Born with a stutter and a lisp, both caused in large measure by a defect in his palate, Churchill was at first seriously hampered in his public speaking. It is characteristic of the man’s perseverance that, despite his staggering handicap, he made himself one of the greatest orators of our time. [Louis J. Alber, The American Mercury, Vol. 55. (1942)]

Indeed.

Cupertino Effect

April 26, 2011

Have you ever seen the word defiantly in a document when you meant to write definitely? Or fiends when you meant to write friends? Then you’ve probably been a victim of the Cupertino Effect.  It’s the tendency of a spellchecker to replace misspellings with inappropriate suggestions.

The term originated when the word cooperation was often changed to Cupertino by older spell checkers which contained only the hyphenated form co-operation, Cupertino California being the home Apple Inc. If a user inadvertently clicked Change All they would end up with documents with strange phrasing such as valuable experience in international Cupertino or African-German Cupertino.

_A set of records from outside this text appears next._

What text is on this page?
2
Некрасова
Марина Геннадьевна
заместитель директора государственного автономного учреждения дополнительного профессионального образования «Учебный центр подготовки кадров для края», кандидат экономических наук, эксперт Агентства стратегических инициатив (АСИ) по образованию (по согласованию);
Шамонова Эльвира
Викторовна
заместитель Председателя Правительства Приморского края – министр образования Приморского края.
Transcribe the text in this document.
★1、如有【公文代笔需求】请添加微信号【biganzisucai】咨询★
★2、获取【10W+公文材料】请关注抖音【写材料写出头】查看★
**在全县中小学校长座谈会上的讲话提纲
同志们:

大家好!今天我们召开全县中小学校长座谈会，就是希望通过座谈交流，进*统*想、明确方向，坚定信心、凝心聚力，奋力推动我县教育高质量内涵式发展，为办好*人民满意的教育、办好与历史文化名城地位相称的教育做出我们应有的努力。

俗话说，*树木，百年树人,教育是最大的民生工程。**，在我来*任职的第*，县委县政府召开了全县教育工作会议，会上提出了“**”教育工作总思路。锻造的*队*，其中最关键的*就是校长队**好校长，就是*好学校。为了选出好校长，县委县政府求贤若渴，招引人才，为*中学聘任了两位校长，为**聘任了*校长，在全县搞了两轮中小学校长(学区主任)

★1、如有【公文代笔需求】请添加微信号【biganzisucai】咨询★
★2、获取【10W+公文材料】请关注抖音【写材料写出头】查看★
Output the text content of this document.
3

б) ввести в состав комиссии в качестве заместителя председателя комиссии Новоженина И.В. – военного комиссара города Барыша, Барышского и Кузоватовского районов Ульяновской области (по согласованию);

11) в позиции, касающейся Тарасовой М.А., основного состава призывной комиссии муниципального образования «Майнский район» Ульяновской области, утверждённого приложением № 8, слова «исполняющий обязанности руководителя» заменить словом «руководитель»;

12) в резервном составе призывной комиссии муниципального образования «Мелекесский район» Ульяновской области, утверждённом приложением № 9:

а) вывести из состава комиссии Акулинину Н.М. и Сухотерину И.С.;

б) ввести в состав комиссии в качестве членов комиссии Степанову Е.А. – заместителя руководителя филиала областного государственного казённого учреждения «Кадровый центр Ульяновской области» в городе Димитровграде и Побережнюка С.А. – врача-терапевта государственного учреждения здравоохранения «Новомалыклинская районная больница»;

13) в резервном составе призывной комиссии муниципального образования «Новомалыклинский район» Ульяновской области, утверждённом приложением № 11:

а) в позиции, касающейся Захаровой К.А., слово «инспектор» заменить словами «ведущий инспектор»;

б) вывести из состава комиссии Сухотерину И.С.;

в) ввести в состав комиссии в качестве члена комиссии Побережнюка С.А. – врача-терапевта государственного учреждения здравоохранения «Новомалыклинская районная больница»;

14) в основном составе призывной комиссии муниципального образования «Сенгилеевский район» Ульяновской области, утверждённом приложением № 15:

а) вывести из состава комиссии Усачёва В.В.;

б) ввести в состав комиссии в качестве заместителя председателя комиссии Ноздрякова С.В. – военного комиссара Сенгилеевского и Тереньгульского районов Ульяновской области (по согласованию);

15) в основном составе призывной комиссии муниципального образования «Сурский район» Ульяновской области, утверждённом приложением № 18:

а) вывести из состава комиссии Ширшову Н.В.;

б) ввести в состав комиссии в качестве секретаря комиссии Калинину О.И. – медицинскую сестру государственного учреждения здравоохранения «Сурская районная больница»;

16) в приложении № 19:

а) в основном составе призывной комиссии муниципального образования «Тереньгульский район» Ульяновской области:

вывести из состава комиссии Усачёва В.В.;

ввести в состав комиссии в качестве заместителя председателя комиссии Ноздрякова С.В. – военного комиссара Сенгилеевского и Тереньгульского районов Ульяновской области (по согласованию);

So the Cupertino Effect has come to mean failing to check that a suggested word is appropriate, though it’s now less of a problem than it used to be.

But good enough reason to be cautious if you ever have to write the word public.

10 Tips for Writing Boring Reports

March 9, 2011

 The Scientist newsletter recently published an interesting article by Kaj Sand-Jensen of the University of Copenhagen titled Ten Key Tips for Writing Boring Scientific Literature. Much of it is relevant to business writers and those who write reports.  Let’s be honest, there are a lot of reports that could be better. So here’s the list. Give it some thought as you work on your next report. 

  • Avoid focus
  • Avoid originality and personality
  • Write long contributions
  • Remove implications and speculations
  • Leave out illustrations
  • Omit necessary steps of reasoning
  • Use lots of abbreviations 
  • Suppress humour
  • Degrade biology to statistics
  • Quote numerous papers for trivial statements

 http://blog.the-scientist.com/2011/02/22/top-10-tips-for-writing-boring-papers/

Visitation or visit?

February 8, 2011

We can forgive real estate ads for a bit of hyperbole from time to time, but visits from supernatural beings?   A recent ad for a waterfront property in Batemans Bay claims that the prospective buyer can expect “daily visitations from playful dolphins and prolific bird life”.

The word visitation is not just a fancy way of saying visit. A visitation  is either an official or formal act of visiting (by a hospital chaplain or a government inspector),  or a visit by a supernatural being: visitation of angels. Visit means merely ‘to pay a call or stay a  guest’.

But still, the South Coast of New South Wales is such a heavenly place, perhaps one CAN expect a  supernatural being to pay a call.